Abstract

The double-coated Si-based composite (nano-Si@carbon@void@graphene sheets) with the excellent electrochemical properties have been successfully designed and prepared via a spray drying method. The composite electrode at 0.1 A g−1 presents a high initial discharge/charge capacity of 2744.9/2389.8 mAh g−1, representing high initial coloumbic efficiency of 87.1%. After 200 cycles, a high charge capacity of 1325.2 mAh g−1 is obtained. Even at 0.8 A g−1 and 1.6 A g−1, the composite electrode still maintain high capacities of 1466.1 mAh g−1 and 561.5 mAh g−1, respectively. The enhanced performance is mainly attributed to the double-coated structure with void space resulting from the carbon layer and wrinkled graphene sheets.
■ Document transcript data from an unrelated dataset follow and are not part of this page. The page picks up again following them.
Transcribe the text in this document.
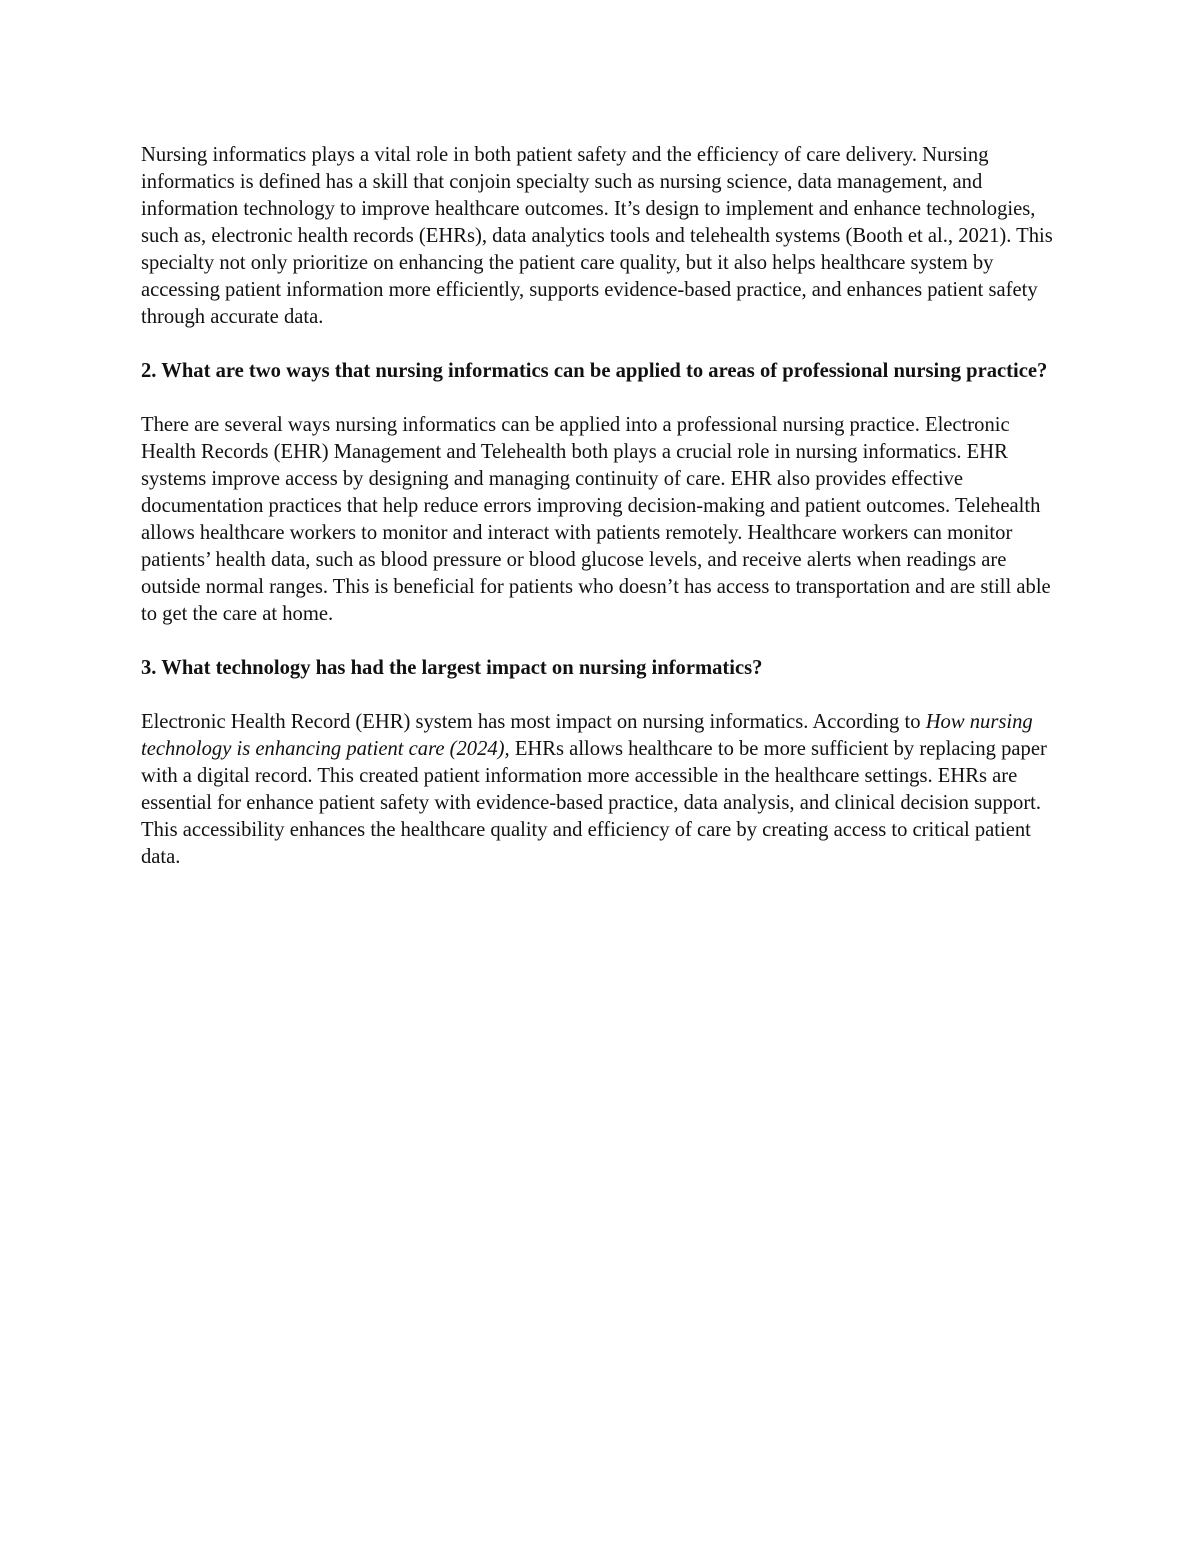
Nursing informatics plays a vital role in both patient safety and the efficiency of care delivery. Nursing informatics is defined has a skill that conjoin specialty such as nursing science, data management, and information technology to improve healthcare outcomes. It’s design to implement and enhance technologies, such as, electronic health records (EHRs), data analytics tools and telehealth systems (Booth et al., 2021). This specialty not only prioritize on enhancing the patient care quality, but it also helps healthcare system by accessing patient information more efficiently, supports evidence-based practice, and enhances patient safety through accurate data.

2. What are two ways that nursing informatics can be applied to areas of professional nursing practice?

There are several ways nursing informatics can be applied into a professional nursing practice. Electronic Health Records (EHR) Management and Telehealth both plays a crucial role in nursing informatics. EHR systems improve access by designing and managing continuity of care. EHR also provides effective documentation practices that help reduce errors improving decision-making and patient outcomes. Telehealth allows healthcare workers to monitor and interact with patients remotely. Healthcare workers can monitor patients’ health data, such as blood pressure or blood glucose levels, and receive alerts when readings are outside normal ranges. This is beneficial for patients who doesn’t has access to transportation and are still able to get the care at home.

3. What technology has had the largest impact on nursing informatics?

Electronic Health Record (EHR) system has most impact on nursing informatics. According to How nursing technology is enhancing patient care (2024), EHRs allows healthcare to be more sufficient by replacing paper with a digital record. This created patient information more accessible in the healthcare settings. EHRs are essential for enhance patient safety with evidence-based practice, data analysis, and clinical decision support. This accessibility enhances the healthcare quality and efficiency of care by creating access to critical patient data.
The three-dimensional network structure from carbon shell and graphene is capable of improving the electrical conductivity of the composite, buffering the significant volume expansion due to the intercalation and deintercalation of lithium-ions on the Si-based electrode, providing accommodation space for the volume changes and diffusion paths for lithium-ions. Furthermore, the part amorphous structure derived from the nano-silicon exhibits a cushioning effect on the electrode structure during the discharge/charge process of lithium-ion batteries.